With the new CEO appointment, the question of whether the company is revisiting, or hoping to revisit, IPO plans has resurfaced. In March of 2022, the company was eyeing an initial public offering via SPAC, but failed to drum up sufficient investor support as financiers were reportedly concerned about the company’s porn profile, per Axios. Months later, Gan explicitly denied that the company was hoping to go public in a November 2022 interview at Web Summit.
Top OnlyFans creators Dee, Francia James, Adams and Taylor Gunner told Fortune they were unaware of any company plans to resume IPO plans at this time. A source with knowledge of the company thought that a British lawyer would be an odd CEO pick to lead an IPO, and the VC whose colleague had previously done diligence on the platform agreed. “If you think about the public market’s appetite for what essentially is basically a porn platform, you have to imagine it would not be strong,” said the VC, who spoke on the condition of anonymity.
Creators interviewed by Fortune expressed satisfaction with Gan’s leadership as well as excitement for the platform’s next chapter. Adult creators Sophie Dee and Francia James, who are both in OnlyFans’ top 0.01% by earnings, say they are excited for the next chapter of OnlyFans and hope it brings technical changes.
Both Dee and James complain of glitches, bugs and slowness with direct messages to fans, which they believe have inhibited their growth. “Ami [Gan] was an amazing CEO,” says Dee. “The only downfall that’s been happening is with mass DMs and the technology is just not enough to sustain the data.”
Some OnlyFans creators are hopeful that Blair will give both adult and non-adult creators their time in the spotlight. “I love that the site is all-inclusive to adult and non-adult creators,” says Francia James who makes adult content, and has nearly 12 million followers on Instagram. “I love the fact that they are getting more and more non-adult creators as this has lowered the stigma of having an OnlyFans page, in general.
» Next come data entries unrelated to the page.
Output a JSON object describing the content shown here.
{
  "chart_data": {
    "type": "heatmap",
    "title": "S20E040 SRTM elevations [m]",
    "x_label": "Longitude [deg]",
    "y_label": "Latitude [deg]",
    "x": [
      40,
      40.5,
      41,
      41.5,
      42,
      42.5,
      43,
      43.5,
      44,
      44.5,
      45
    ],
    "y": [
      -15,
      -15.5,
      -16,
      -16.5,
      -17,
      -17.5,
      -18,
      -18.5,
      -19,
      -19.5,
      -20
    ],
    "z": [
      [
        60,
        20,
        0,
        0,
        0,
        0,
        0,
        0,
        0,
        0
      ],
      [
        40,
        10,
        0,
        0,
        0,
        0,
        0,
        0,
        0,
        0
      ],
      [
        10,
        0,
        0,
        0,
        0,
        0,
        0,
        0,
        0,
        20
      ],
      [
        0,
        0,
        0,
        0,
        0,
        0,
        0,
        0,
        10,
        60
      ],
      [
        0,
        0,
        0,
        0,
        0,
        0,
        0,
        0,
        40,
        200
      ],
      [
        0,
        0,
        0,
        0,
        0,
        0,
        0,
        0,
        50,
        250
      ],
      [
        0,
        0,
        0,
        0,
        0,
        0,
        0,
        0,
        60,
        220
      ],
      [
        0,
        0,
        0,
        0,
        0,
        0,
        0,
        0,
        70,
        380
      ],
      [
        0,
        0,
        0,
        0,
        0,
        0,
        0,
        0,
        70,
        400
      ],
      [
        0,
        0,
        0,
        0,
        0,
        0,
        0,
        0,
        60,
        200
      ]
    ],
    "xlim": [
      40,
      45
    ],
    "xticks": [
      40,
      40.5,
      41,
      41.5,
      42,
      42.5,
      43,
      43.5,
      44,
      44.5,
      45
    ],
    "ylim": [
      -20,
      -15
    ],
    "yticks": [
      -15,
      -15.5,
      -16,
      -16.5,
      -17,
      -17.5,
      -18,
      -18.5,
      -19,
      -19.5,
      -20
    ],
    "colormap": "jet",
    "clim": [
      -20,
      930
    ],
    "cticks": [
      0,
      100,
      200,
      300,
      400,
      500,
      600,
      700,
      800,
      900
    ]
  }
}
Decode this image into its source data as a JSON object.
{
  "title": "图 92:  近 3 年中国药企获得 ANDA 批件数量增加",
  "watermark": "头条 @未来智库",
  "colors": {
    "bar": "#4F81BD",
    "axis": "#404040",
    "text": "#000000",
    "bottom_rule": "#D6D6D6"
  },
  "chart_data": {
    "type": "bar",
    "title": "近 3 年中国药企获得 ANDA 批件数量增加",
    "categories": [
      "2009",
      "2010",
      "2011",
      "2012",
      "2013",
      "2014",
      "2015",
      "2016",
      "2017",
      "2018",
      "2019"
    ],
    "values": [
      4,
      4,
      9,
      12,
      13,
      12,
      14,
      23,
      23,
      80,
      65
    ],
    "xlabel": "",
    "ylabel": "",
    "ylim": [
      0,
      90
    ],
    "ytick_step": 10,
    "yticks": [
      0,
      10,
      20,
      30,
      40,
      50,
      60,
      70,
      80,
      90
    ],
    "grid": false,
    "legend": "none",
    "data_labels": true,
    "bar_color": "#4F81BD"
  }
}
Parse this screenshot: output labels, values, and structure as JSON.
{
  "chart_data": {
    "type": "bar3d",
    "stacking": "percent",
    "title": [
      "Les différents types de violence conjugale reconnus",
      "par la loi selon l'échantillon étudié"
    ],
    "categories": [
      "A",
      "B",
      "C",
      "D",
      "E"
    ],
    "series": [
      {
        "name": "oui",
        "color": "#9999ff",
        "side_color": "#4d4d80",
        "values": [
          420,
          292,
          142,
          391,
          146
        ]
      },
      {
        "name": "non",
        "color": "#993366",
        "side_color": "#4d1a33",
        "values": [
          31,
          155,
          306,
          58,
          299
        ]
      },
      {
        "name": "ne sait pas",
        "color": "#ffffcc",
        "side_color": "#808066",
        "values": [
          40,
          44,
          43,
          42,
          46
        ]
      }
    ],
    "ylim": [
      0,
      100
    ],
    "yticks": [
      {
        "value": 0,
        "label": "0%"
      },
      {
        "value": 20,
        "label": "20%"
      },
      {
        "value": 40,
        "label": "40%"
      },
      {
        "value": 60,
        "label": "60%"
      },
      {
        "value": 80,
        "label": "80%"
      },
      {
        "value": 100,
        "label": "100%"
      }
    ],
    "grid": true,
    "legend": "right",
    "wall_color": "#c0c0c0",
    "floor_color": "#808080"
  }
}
I hope the new CEO keeps pushing to expand to both types of creators for this reason.”
Adams, who says she’s most-liked creator on OnlyFans and exclusively wears sunglasses and masks in her social content to keep herself relatively anonymous, is excited for Blair’s safety background. “Keily [Blair] having this background—being so platform safety-orientated, especially with this new AI wave that we're kind of going into, makes a lot of sense,” she says.